Purchases of U.S. homes by foreigners has dropped by 50% over the last two years, according to the Wall Street Journal. The figures come as a blow to top end real estate markets in places like Miami and New York.
Less than $78 billion in U.S. residential real estate was purchased in the year ended March 2019, which marks a 36% decline from the $121 billion in the previous 12 month period.
The pullback is resulting in price cuts in many coastal cities and causing new condos to sit empty. America has been a less hospitable place for foreigners to buy real estate due to a slowing global economy, the country's trade dispute with China and President Trump’s immigration stance.
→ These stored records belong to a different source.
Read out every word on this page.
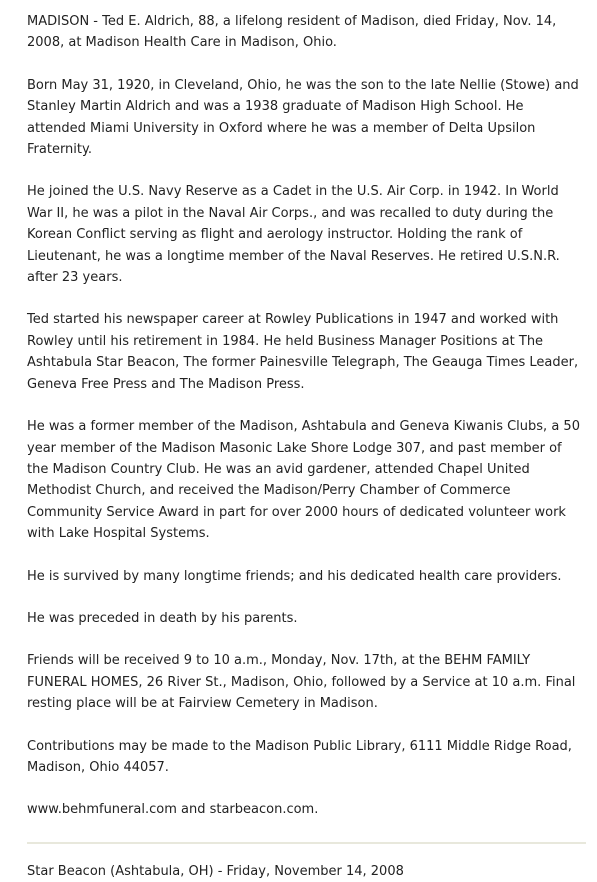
MADISON - Ted E. Aldrich, 88, a lifelong resident of Madison, died Friday, Nov. 14, 2008, at Madison Health Care in Madison, Ohio.

Born May 31, 1920, in Cleveland, Ohio, he was the son to the late Nellie (Stowe) and Stanley Martin Aldrich and was a 1938 graduate of Madison High School. He attended Miami University in Oxford where he was a member of Delta Upsilon Fraternity.

He joined the U.S. Navy Reserve as a Cadet in the U.S. Air Corp. in 1942. In World War II, he was a pilot in the Naval Air Corps., and was recalled to duty during the Korean Conflict serving as flight and aerology instructor. Holding the rank of Lieutenant, he was a longtime member of the Naval Reserves. He retired U.S.N.R. after 23 years.

Ted started his newspaper career at Rowley Publications in 1947 and worked with Rowley until his retirement in 1984. He held Business Manager Positions at The Ashtabula Star Beacon, The former Painesville Telegraph, The Geauga Times Leader, Geneva Free Press and The Madison Press.

He was a former member of the Madison, Ashtabula and Geneva Kiwanis Clubs, a 50 year member of the Madison Masonic Lake Shore Lodge 307, and past member of the Madison Country Club. He was an avid gardener, attended Chapel United Methodist Church, and received the Madison/Perry Chamber of Commerce Community Service Award in part for over 2000 hours of dedicated volunteer work with Lake Hospital Systems.

He is survived by many longtime friends; and his dedicated health care providers.

He was preceded in death by his parents.

Friends will be received 9 to 10 a.m., Monday, Nov. 17th, at the BEHM FAMILY FUNERAL HOMES, 26 River St., Madison, Ohio, followed by a Service at 10 a.m. Final resting place will be at Fairview Cemetery in Madison.

Contributions may be made to the Madison Public Library, 6111 Middle Ridge Road, Madison, Ohio 44057.

www.behmfuneral.com and starbeacon.com.

Star Beacon (Ashtabula, OH) - Friday, November 14, 2008
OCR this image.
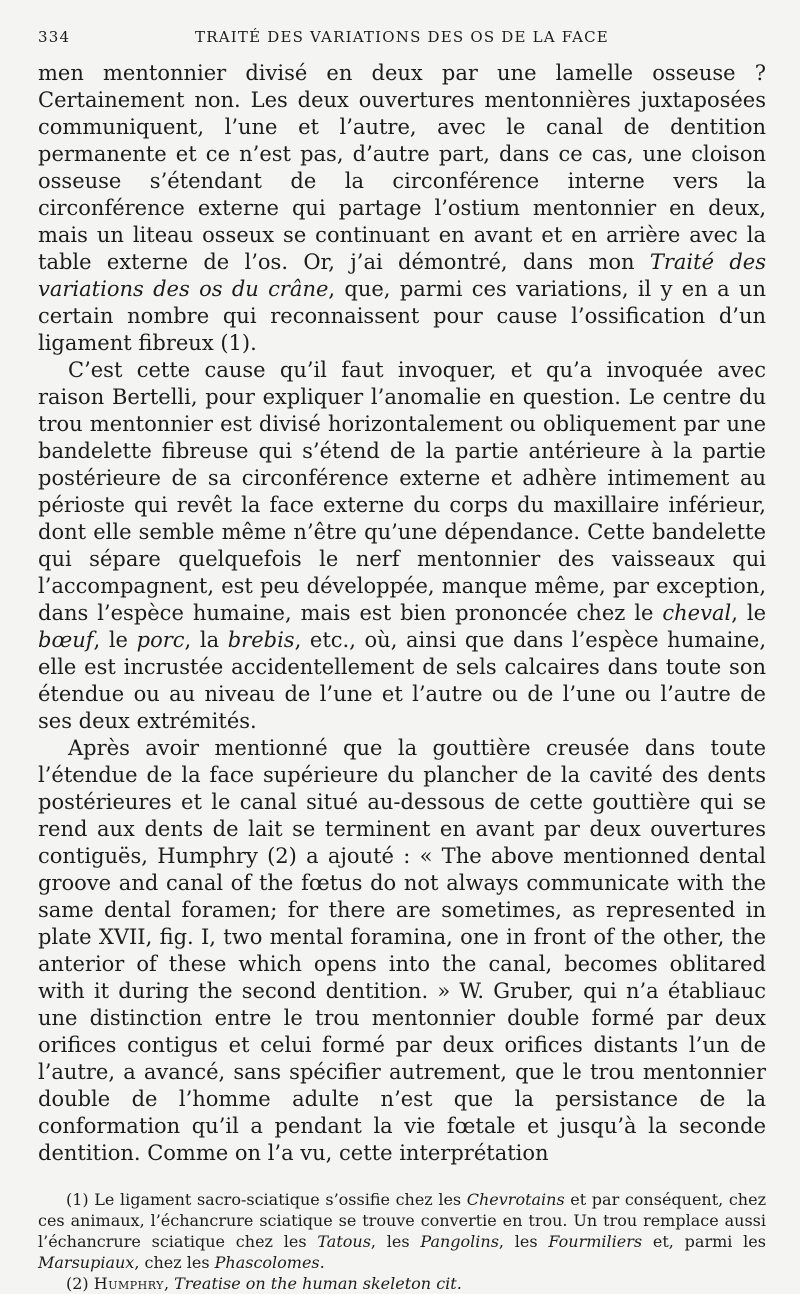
334	TRAITÉ DES VARIATIONS DES OS DE LA FACE

men mentonnier divisé en deux par une lamelle osseuse ? Certainement non. Les deux ouvertures mentonnières juxtaposées communiquent, l’une et l’autre, avec le canal de dentition permanente et ce n’est pas, d’autre part, dans ce cas, une cloison osseuse s’étendant de la circonférence interne vers la circonférence externe qui partage l’ostium mentonnier en deux, mais un liteau osseux se continuant en avant et en arrière avec la table externe de l’os. Or, j’ai démontré, dans mon Traité des variations des os du crâne, que, parmi ces variations, il y en a un certain nombre qui reconnaissent pour cause l’ossification d’un ligament fibreux (1).

C’est cette cause qu’il faut invoquer, et qu’a invoquée avec raison Bertelli, pour expliquer l’anomalie en question. Le centre du trou mentonnier est divisé horizontalement ou obliquement par une bandelette fibreuse qui s’étend de la partie antérieure à la partie postérieure de sa circonférence externe et adhère intimement au périoste qui revêt la face externe du corps du maxillaire inférieur, dont elle semble même n’être qu’une dépendance. Cette bandelette qui sépare quelquefois le nerf mentonnier des vaisseaux qui l’accompagnent, est peu développée, manque même, par exception, dans l’espèce humaine, mais est bien prononcée chez le cheval, le bœuf, le porc, la brebis, etc., où, ainsi que dans l’espèce humaine, elle est incrustée accidentellement de sels calcaires dans toute son étendue ou au niveau de l’une et l’autre ou de l’une ou l’autre de ses deux extrémités.

Après avoir mentionné que la gouttière creusée dans toute l’étendue de la face supérieure du plancher de la cavité des dents postérieures et le canal situé au-dessous de cette gouttière qui se rend aux dents de lait se terminent en avant par deux ouvertures contiguës, Humphry (2) a ajouté : « The above mentionned dental groove and canal of the fœtus do not always communicate with the same dental foramen; for there are sometimes, as represented in plate XVII, fig. I, two mental foramina, one in front of the other, the anterior of these which opens into the canal, becomes oblitared with it during the second dentition. » W. Gruber, qui n’a établiauc une distinction entre le trou mentonnier double formé par deux orifices contigus et celui formé par deux orifices distants l’un de l’autre, a avancé, sans spécifier autrement, que le trou mentonnier double de l’homme adulte n’est que la persistance de la conformation qu’il a pendant la vie fœtale et jusqu’à la seconde dentition. Comme on l’a vu, cette interprétation

(1) Le ligament sacro-sciatique s’ossifie chez les Chevrotains et par conséquent, chez ces animaux, l’échancrure sciatique se trouve convertie en trou. Un trou remplace aussi l’échancrure sciatique chez les Tatous, les Pangolins, les Fourmiliers et, parmi les Marsupiaux, chez les Phascolomes.

(2) Humphry, Treatise on the human skeleton cit.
Purchases by foreigners are now at their lowest level since 2013, which was about the same time buyers from China and South America started to enter the U.S. market, seeking a place to store their capital.
Lawrence Yun, the Realtors’ chief economist said:
“It’s quite striking in terms of the magnitude of the decline.”
Real estate agents say that they can feel the pain from the pull back when trying to sell higher-end real estate in places like Miami and New York.
Martin Eiden, a real-estate agent at Compass said:
"Generally speaking, we are in the largest market correction since the Great Recession in New York City. The foreign buyers have pretty much all but disappeared. I’m helping a lot of foreign buyers get their money out of this country as fast as possible.”
Eiden said you can feel the impact at ultra luxury residences like Manhattan's 75 story "billionaire building", One57. However, the effects even ripple to lower end purchases like $800,000 one bedroom apartments that parents were once buying for children attending New York University. Those sales have dried up.
Nonresident foreign buyers and immigrants both cut back on US home purchases and the largest drop was in buyers from China, who purchased over $13 billion of US homes during the year prior to March. This marked a 56% decline from the prior 12 months. Chinese buyers had been specifically most active in California.
Ron Shuffield, president of Berkshire Hathaway HomeServices EWM Realty in south Florida said: “Our foreign buyers have been really driving the luxury market for several decades. Those buyers for various reasons have slowed down their purchasing. In many cases, the currency exchange rates are still so unfavorable, they don’t have the buying power they used to have.”
Jason Haber, a broker at Warburg Realty Partnership, said: “When you see something that’s been on the market for two or three years, you’re not in a rush to buy it.”